Search code examples
shellamazon-s3paginationxmlstarlet

AWS S3 ListBucketResult pagination without authentication?


I'm looking to get a simple listing of all the objects in a public S3 bucket.

I'm aware how to get a listing with curl for upto 1000 results, though I do not understand how to paginate the results, in order to get a full listing. I think marker is a clue.

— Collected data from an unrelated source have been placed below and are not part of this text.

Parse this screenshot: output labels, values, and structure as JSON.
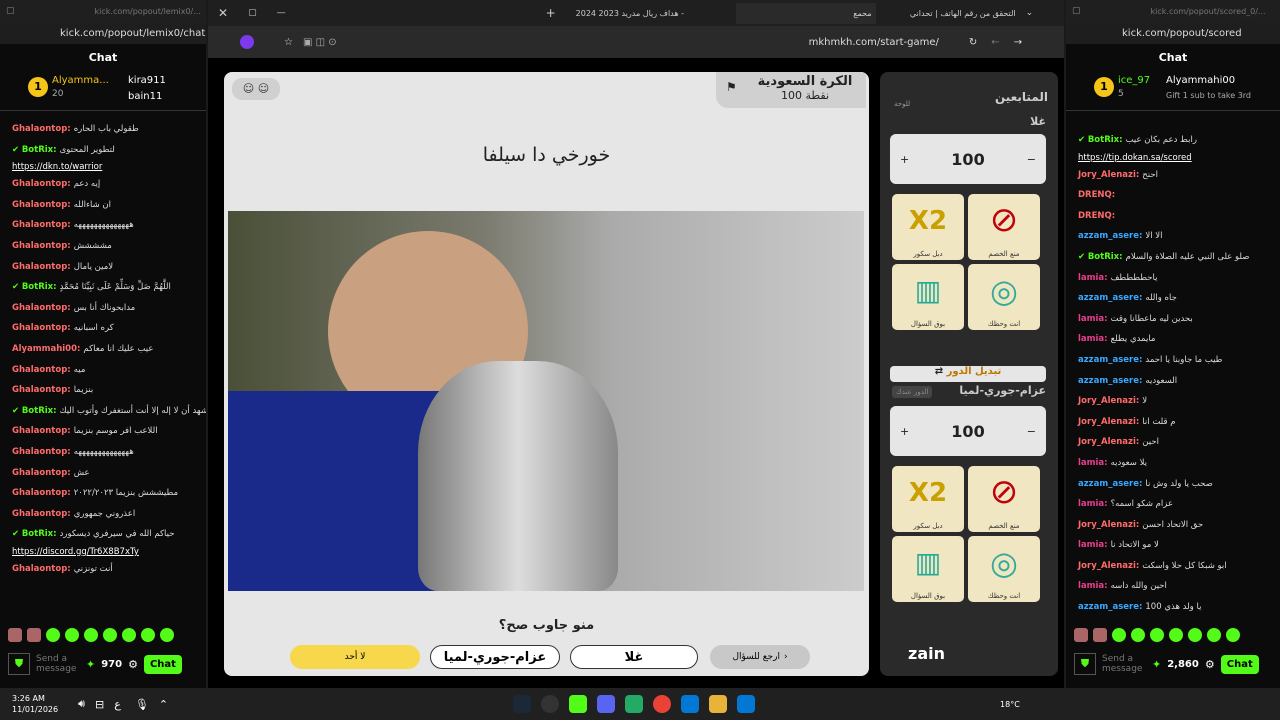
{
  "left_window": {
    "url": "kick.com/popout/lemix0/chat",
    "tab_url": "kick.com/popout/lemix0/...",
    "chat_title": "Chat",
    "leaders": [
      {
        "name": "Alyamma...",
        "sub": "20"
      },
      {
        "name": "kira911"
      },
      {
        "name": "bain11"
      }
    ],
    "messages": [
      {
        "user": "Ghalaontop:",
        "text": "طقولي باب الحاره"
      },
      {
        "user": "BotRix:",
        "text": "لتطوير المحتوى",
        "link": "https://dkn.to/warrior",
        "bot": true
      },
      {
        "user": "Ghalaontop:",
        "text": "إيه دعم"
      },
      {
        "user": "Ghalaontop:",
        "text": "ان شاءالله"
      },
      {
        "user": "Ghalaontop:",
        "text": "ههههههههههههههه"
      },
      {
        "user": "Ghalaontop:",
        "text": "مشششش"
      },
      {
        "user": "Ghalaontop:",
        "text": "لامين يامال"
      },
      {
        "user": "BotRix:",
        "text": "اللَّهُمَّ صَلِّ وَسَلِّمْ عَلَى نَبِيِّنَا مُحَمَّدٍ",
        "bot": true
      },
      {
        "user": "Ghalaontop:",
        "text": "مدابحوناك أنا بس"
      },
      {
        "user": "Ghalaontop:",
        "text": "كره اسبانيه"
      },
      {
        "user": "Alyammahi00:",
        "text": "عيب عليك انا معاكم"
      },
      {
        "user": "Ghalaontop:",
        "text": "ميه"
      },
      {
        "user": "Ghalaontop:",
        "text": "بنزيما"
      },
      {
        "user": "BotRix:",
        "text": "سبحانك اللهم وبحمدك اشهد أن لا إله إلا أنت أستغفرك وأتوب اليك",
        "bot": true
      },
      {
        "user": "Ghalaontop:",
        "text": "اللاعب افر موسم بنزيما"
      },
      {
        "user": "Ghalaontop:",
        "text": "ههههههههههههههه"
      },
      {
        "user": "Ghalaontop:",
        "text": "عش"
      },
      {
        "user": "Ghalaontop:",
        "text": "مطيششش بنزيما ٢٠٢٢/٢٠٢٣"
      },
      {
        "user": "Ghalaontop:",
        "text": "اعذروني جمهوري"
      },
      {
        "user": "BotRix:",
        "text": "حياكم الله في سيرفري ديسكورد",
        "link": "https://discord.gg/Tr6X8B7xTy",
        "bot": true
      },
      {
        "user": "Ghalaontop:",
        "text": "أنت تونزني"
      }
    ],
    "send_placeholder": "Send a message",
    "points": "970",
    "chat_btn": "Chat"
  },
  "right_window": {
    "url": "kick.com/popout/scored",
    "tab_url": "kick.com/popout/scored_0/...",
    "chat_title": "Chat",
    "leaders": [
      {
        "name": "ice_97",
        "sub": "5"
      },
      {
        "name": "Alyammahi00"
      },
      {
        "name": "Gift 1 sub to take 3rd"
      }
    ],
    "messages": [
      {
        "user": "BotRix:",
        "text": "رابط دعم بكان عيب",
        "link": "https://tip.dokan.sa/scored",
        "bot": true
      },
      {
        "user": "Jory_Alenazi:",
        "text": "احنح"
      },
      {
        "user": "DRENQ:",
        "text": ""
      },
      {
        "user": "DRENQ:",
        "text": ""
      },
      {
        "user": "azzam_asere:",
        "text": "الا الا"
      },
      {
        "user": "BotRix:",
        "text": "صلو على النبي عليه الصلاة والسلام",
        "bot": true
      },
      {
        "user": "lamia:",
        "text": "ياحططططف"
      },
      {
        "user": "azzam_asere:",
        "text": "جاه والله"
      },
      {
        "user": "lamia:",
        "text": "بحدين ليه ماعطانا وقت"
      },
      {
        "user": "lamia:",
        "text": "مايمدي يطلع"
      },
      {
        "user": "azzam_asere:",
        "text": "طيب ما جاوبنا يا احمد"
      },
      {
        "user": "azzam_asere:",
        "text": "السعوديه"
      },
      {
        "user": "Jory_Alenazi:",
        "text": "لا"
      },
      {
        "user": "Jory_Alenazi:",
        "text": "م قلت انا"
      },
      {
        "user": "Jory_Alenazi:",
        "text": "احين"
      },
      {
        "user": "lamia:",
        "text": "يلا سعوديه"
      },
      {
        "user": "azzam_asere:",
        "text": "صحب يا ولد وش نا"
      },
      {
        "user": "lamia:",
        "text": "عزام شكو اسمه؟"
      },
      {
        "user": "Jory_Alenazi:",
        "text": "حق الاتحاد احسن"
      },
      {
        "user": "lamia:",
        "text": "لا مو الاتحاد نا"
      },
      {
        "user": "Jory_Alenazi:",
        "text": "ابو شبكا كل حلا واسكت"
      },
      {
        "user": "lamia:",
        "text": "احين والله داسه"
      },
      {
        "user": "azzam_asere:",
        "text": "يا ولد هذي 100"
      }
    ],
    "send_placeholder": "Send a message",
    "points": "2,860",
    "chat_btn": "Chat"
  },
  "browser": {
    "tabs": [
      "التحقق من رقم الهاتف | تحداني",
      "محمع",
      "هداف ريال مدريد 2023 2024 -"
    ],
    "url": "mkhmkh.com/start-game/"
  },
  "game": {
    "category": "الكرة السعودية",
    "points": "100 نقطة",
    "question": "خورخي دا سيلفا",
    "prompt": "منو جاوب صح؟",
    "answers": {
      "none": "لا أحد",
      "team2": "عزام-جوري-لميا",
      "team1": "غلا",
      "back": "ارجع للسؤال"
    },
    "sidebar": {
      "header": "المتابعين",
      "board": "للوحة",
      "team1_name": "غلا",
      "team1_score": "100",
      "switch_turn": "تبديل الدور",
      "team2_name": "عزام-جوري-لميا",
      "your_turn": "الدور عندك",
      "team2_score": "100",
      "cards": [
        "X2",
        "منع الخصم",
        "بوق السؤال",
        "أنت وحظك"
      ],
      "card_subs": [
        "دبل سكور",
        "منع الخصم",
        "بوق السؤال",
        "انت وحظك"
      ],
      "zain": "zain"
    }
  },
  "taskbar": {
    "time": "3:26 AM",
    "date": "11/01/2026",
    "lang": "ع",
    "temp": "18°C"
  }
}
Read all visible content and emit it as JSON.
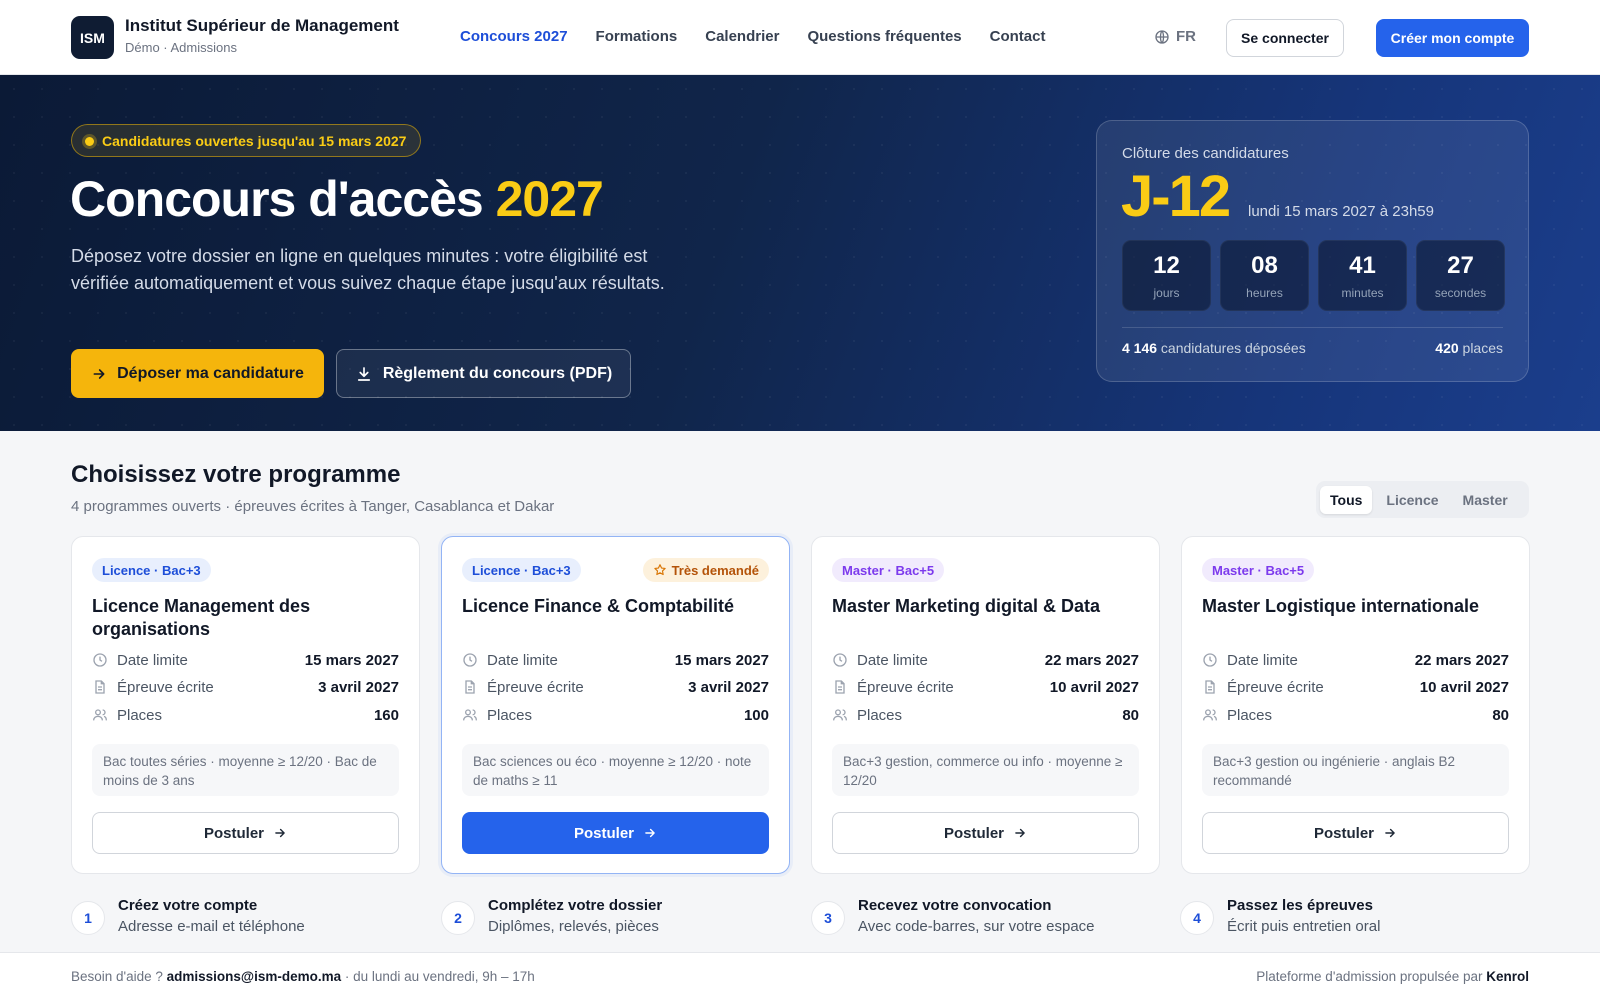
{
  "brand": {
    "logo": "ISM",
    "name": "Institut Supérieur de Management",
    "sub": "Démo · Admissions"
  },
  "nav": [
    {
      "label": "Concours 2027",
      "active": true
    },
    {
      "label": "Formations"
    },
    {
      "label": "Calendrier"
    },
    {
      "label": "Questions fréquentes"
    },
    {
      "label": "Contact"
    }
  ],
  "header": {
    "lang": "FR",
    "lang_icon": "globe-icon",
    "login": "Se connecter",
    "create": "Créer mon compte"
  },
  "colors": {
    "accent": "#2563eb",
    "hero_bg": "#0f1c33",
    "highlight": "#facc15",
    "cta": "#f5b50c"
  },
  "hero": {
    "pill": "Candidatures ouvertes jusqu'au 15 mars 2027",
    "title_main": "Concours d'accès ",
    "title_year": "2027",
    "lead": "Déposez votre dossier en ligne en quelques minutes : votre éligibilité est vérifiée automatiquement et vous suivez chaque étape jusqu'aux résultats.",
    "cta_primary": "Déposer ma candidature",
    "cta_secondary": "Règlement du concours (PDF)"
  },
  "countdown": {
    "label": "Clôture des candidatures",
    "big": "J-12",
    "date": "lundi 15 mars 2027 à 23h59",
    "units": [
      {
        "value": "12",
        "label": "jours"
      },
      {
        "value": "08",
        "label": "heures"
      },
      {
        "value": "41",
        "label": "minutes"
      },
      {
        "value": "27",
        "label": "secondes"
      }
    ],
    "applications_count": "4 146",
    "applications_label": " candidatures déposées",
    "places_count": "420",
    "places_label": " places"
  },
  "section": {
    "title": "Choisissez votre programme",
    "subtitle": "4 programmes ouverts · épreuves écrites à Tanger, Casablanca et Dakar"
  },
  "filters": [
    "Tous",
    "Licence",
    "Master"
  ],
  "labels": {
    "deadline": "Date limite",
    "exam": "Épreuve écrite",
    "places": "Places",
    "apply": "Postuler",
    "hot": "Très demandé"
  },
  "programs": [
    {
      "tag": "Licence · Bac+3",
      "level": "lic",
      "title": "Licence Management des organisations",
      "deadline": "15 mars 2027",
      "exam": "3 avril 2027",
      "places": "160",
      "requirements": "Bac toutes séries · moyenne ≥ 12/20 · Bac de moins de 3 ans",
      "featured": false
    },
    {
      "tag": "Licence · Bac+3",
      "level": "lic",
      "title": "Licence Finance & Comptabilité",
      "deadline": "15 mars 2027",
      "exam": "3 avril 2027",
      "places": "100",
      "requirements": "Bac sciences ou éco · moyenne ≥ 12/20 · note de maths ≥ 11",
      "featured": true
    },
    {
      "tag": "Master · Bac+5",
      "level": "mas",
      "title": "Master Marketing digital & Data",
      "deadline": "22 mars 2027",
      "exam": "10 avril 2027",
      "places": "80",
      "requirements": "Bac+3 gestion, commerce ou info · moyenne ≥ 12/20",
      "featured": false
    },
    {
      "tag": "Master · Bac+5",
      "level": "mas",
      "title": "Master Logistique internationale",
      "deadline": "22 mars 2027",
      "exam": "10 avril 2027",
      "places": "80",
      "requirements": "Bac+3 gestion ou ingénierie · anglais B2 recommandé",
      "featured": false
    }
  ],
  "steps": [
    {
      "n": "1",
      "title": "Créez votre compte",
      "sub": "Adresse e-mail et téléphone"
    },
    {
      "n": "2",
      "title": "Complétez votre dossier",
      "sub": "Diplômes, relevés, pièces"
    },
    {
      "n": "3",
      "title": "Recevez votre convocation",
      "sub": "Avec code-barres, sur votre espace"
    },
    {
      "n": "4",
      "title": "Passez les épreuves",
      "sub": "Écrit puis entretien oral"
    }
  ],
  "footer": {
    "help_prefix": "Besoin d'aide ? ",
    "email": "admissions@ism-demo.ma",
    "help_suffix": " · du lundi au vendredi, 9h – 17h",
    "powered": "Plateforme d'admission propulsée par ",
    "vendor": "Kenrol"
  }
}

I do not want to use a SDK / library or authenticate. I'm looking for a couple of lines of shell to do this.


Solution

  • #!/bin/sh
    
    # setting max-keys higher than 1000 is not effective
    s3url=http://mr2011.s3-ap-southeast-1.amazonaws.com?max-keys=1000
    s3ns=http://s3.amazonaws.com/doc/2006-03-01/
    
    i=0
    s3get=$s3url
    
    while :; do
        curl -s $s3get > "listing$i.xml"
        nextkey=$(xml sel -T -N "w=$s3ns" -t \
            --if '/w:ListBucketResult/w:IsTruncated="true"' \
            -v 'str:encode-uri(/w:ListBucketResult/w:Contents[last()]/w:Key, true())' \
            -b -n "listing$i.xml")
        # -b -n adds a newline to the result unconditionally, 
        # this avoids the "no XPaths matched" message; $() drops newlines.
    
        if [ -n "$nextkey" ] ; then
            s3get=$s3url"&marker=$nextkey"
            i=$((i+1))
        else
            break
        fi
    done